The shorts was a little more involved. Since the remnants were limited, the shorts’ front right pattern piece had to be made with two fabric pieces patched together.
To hide the seam lines of the shorts’ front right hip area, I made several varying ruffles using the remaining fabric strips. These ruffles were stacked and stitched onto the patch on the short’s right front side to cover the seam line.
I don’t have a ruffle foot, so I did the “long stitch length, high tension” trick. For this particular knit fabric, it worked just fine. However, the steps to make foolproof ruffles outlined by Seasoned Homemaker looks awesome to use for woven fabrics. I should try it next time since I don’t plan to have a serger anytime soon anyway.
After sewing all the pieces for the shorts, I added elastic for the waist band. I encased the elastic and sewed it shut around the waist line, getting as close as possible to the ruffled hip part. That left around 6 inches or so.
I hand stitched that remaining 6 inches because I didn’t want to show the stitch line on the ruffles. I wanted them to pop, so I finished the waist line’s elastic casing by stitching under those ruffles.
Just like the sleeves, I left the shorts’ leg openings as-is. No hem finishing necessary for this pink sleepwear set!

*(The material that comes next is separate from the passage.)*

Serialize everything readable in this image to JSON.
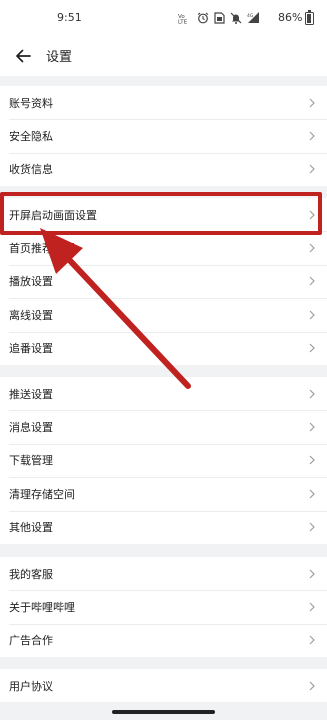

After I was done with making the top and shorts, there were strips of fabric remnants everywhere. They’re enough to be assembled to be used as decorative ruffle details on the bottom of the T-shirt. So I did just that. I layered and added more ruffles to sparse places along the hemline as I go.
My apologies for lack of pictures. I was in the zone during most of the project, I didn’t think of taking step-by-step photos. Nonetheless, I hope the overview of the process above is helpful.
So here it is! Below are pictures of what the pink ruffled sleepwear set looks like when worn. It’s really soft and the irregular ruffles are refreshing. I didn’t worry too much about pinpoint accuracy when I made this set, and I enjoyed my time without bothering to fix every single crooked line.
That said, there’s one thing I’m really proud of. At the end of this project, the only pink knit fabric remnants left are very tiny strips more suitable for stuffing. The initial fabric remnant piece is 99% used up to create this ruffled sleepwear set!
Minimizing fabric and textile waste has grown to be a big deal for me, so it’s great I can stick to that principle now when I’m doing my home sewing projects. How about you – are you fully aware of your sewing project remnants when you’re all done creating something? What do you do with your remnants?